Film Reviews: Wednesday, December 15, 2004
Lemony Snicket’s A Series of Unfortunate Events
Starring Jim Carrey, Emily Browning, and Liam Aiken. Directed by Brad Silberling. Written by Robert Gordon, based on Lemony Snicket’s books. Rated PG.
A D V E R T I S E M E N T
A D V E R T I S E M E N T
When Sunny Gets Blue

A Series of Unfortunate Events is a mediocre movie that needs more Lemony.

By KRISTIAN LIN

Perhaps the greatest thing about Lemony Snicket’s A Series of Unfortunate Events books is the author’s voice, which is wholly unlike any other in contemporary children’s literature. He takes the tone of a refined, slightly disreputable adult with a macabre sense of humor and a knowledge of cool, exotic stuff like the recipe for puttanesca sauce. His urbanity and aestheticism cushion the blows when he imparts some of life’s harsher lessons and gives his young readers a foretaste of the wonders and terrors of adulthood.

That voice is exactly what’s missing from the movie, a development that’s as sad as one of Lemony Snicket’s books. (Actually, Jude Law supplies voiceover narration as Lemony Snicket. He has the right polish but doesn’t convey the proper amount of impending doom.) The film recounts the miserable misadventures of the Baudelaire siblings. We first see 14-year-old Violet (Olivia Browning), 11-year-old Klaus (Liam Aiken), and 1-year-old Sunny (Kara and Shelby Hoffman) as they’re being informed of their parents’ deaths in a fire. As if that terrible loss isn’t enough, they’re then sent to live with their nearest relative, Count Olaf (Jim Carrey), a murderous master of disguise and ham actor who wants to get his hands on the enormous inheritance being held in trust for the children. The kid actors give dry, understated performances while the grown-up ones (including Meryl Streep as a deeply paranoid guardian for the Baudelaires) overemote wildly. This isn’t a bad idea, but Carrey has never been able to create genuine menace, and the other actors are wasted, especially the fine bunch playing the members of Count Olaf’s theater troupe (Jennifer Coolidge, Luis Guzmán, Jane Adams, Craig Ferguson).

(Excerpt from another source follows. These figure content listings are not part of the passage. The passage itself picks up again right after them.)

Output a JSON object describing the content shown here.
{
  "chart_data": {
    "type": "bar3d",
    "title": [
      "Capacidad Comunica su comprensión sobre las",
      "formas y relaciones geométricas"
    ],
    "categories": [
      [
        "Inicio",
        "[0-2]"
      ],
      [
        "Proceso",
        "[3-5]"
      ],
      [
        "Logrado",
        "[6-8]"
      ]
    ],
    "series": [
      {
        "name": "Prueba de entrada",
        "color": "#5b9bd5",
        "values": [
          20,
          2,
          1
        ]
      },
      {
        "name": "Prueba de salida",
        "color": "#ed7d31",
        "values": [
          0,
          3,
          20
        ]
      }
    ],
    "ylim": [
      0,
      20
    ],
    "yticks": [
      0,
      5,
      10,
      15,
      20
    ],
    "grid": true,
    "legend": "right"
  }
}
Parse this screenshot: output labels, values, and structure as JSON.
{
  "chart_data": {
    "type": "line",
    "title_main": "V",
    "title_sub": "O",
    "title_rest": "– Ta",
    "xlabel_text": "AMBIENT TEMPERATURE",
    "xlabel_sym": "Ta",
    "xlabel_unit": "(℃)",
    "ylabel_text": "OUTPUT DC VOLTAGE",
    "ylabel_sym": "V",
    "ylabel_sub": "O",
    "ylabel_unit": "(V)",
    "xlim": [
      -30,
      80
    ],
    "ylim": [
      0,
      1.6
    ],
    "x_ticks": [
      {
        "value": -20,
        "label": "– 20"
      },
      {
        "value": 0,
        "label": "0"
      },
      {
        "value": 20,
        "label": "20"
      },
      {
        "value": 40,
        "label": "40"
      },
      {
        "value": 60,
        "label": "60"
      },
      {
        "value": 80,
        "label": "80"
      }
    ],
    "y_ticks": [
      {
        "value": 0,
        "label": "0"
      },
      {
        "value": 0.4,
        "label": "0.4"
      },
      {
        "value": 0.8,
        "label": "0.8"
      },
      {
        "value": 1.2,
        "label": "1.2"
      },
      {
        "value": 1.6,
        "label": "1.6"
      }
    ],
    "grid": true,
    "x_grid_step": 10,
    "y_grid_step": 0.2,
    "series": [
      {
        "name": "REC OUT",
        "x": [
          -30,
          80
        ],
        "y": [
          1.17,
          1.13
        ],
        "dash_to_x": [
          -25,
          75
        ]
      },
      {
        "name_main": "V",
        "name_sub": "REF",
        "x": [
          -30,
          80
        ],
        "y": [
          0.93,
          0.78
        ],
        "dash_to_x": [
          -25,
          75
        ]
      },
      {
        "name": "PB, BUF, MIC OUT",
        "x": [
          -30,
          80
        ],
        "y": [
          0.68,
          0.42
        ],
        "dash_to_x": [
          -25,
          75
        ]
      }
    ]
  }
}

Screenwriter Robert Gordon (Galaxy Quest, but then again, Men in Black II) takes a wisecracking approach to the material that jars with the author’s black humor. Based on the first three books in the series, The Bad Beginning, The Reptile Room, and The Wide Window, the movie feels rushed at 104 minutes. Had it gone to two hours or even longer, the film might have found more time for those delightful Lemony Snicket asides, when the author explains in his inimitably funny way the finer points of the legal system or why chilled cucumber soup is great on a hot day but bad on a cold day. Instead, the movie zips through major plot points and minor characters, and those little touches are jettisoned, a word which here means “hastily tossed overboard so the filmmakers can get to the end of the story more quickly.”

That’s too bad, because director Brad Silberling does quite a few things right. He executes a superb fake-out at the film’s beginning, with an animated sequence that misleads us into thinking that we’ve walked into a different movie altogether. The look will be familiar if you’ve seen anything by Tim Burton (cinematographer Emanuel Lubezki, production designer Rick Heinrichs, art director John Dexter, and costume designers Colleen Atwood and Donna O’Neal have all worked on Burton films), but it’s still the right one for the material. Considered on its own terms, Lemony Snicket’s A Series of Unfortunate Events isn’t bad stuff. It just doesn’t live up to the guy whose name is in the title.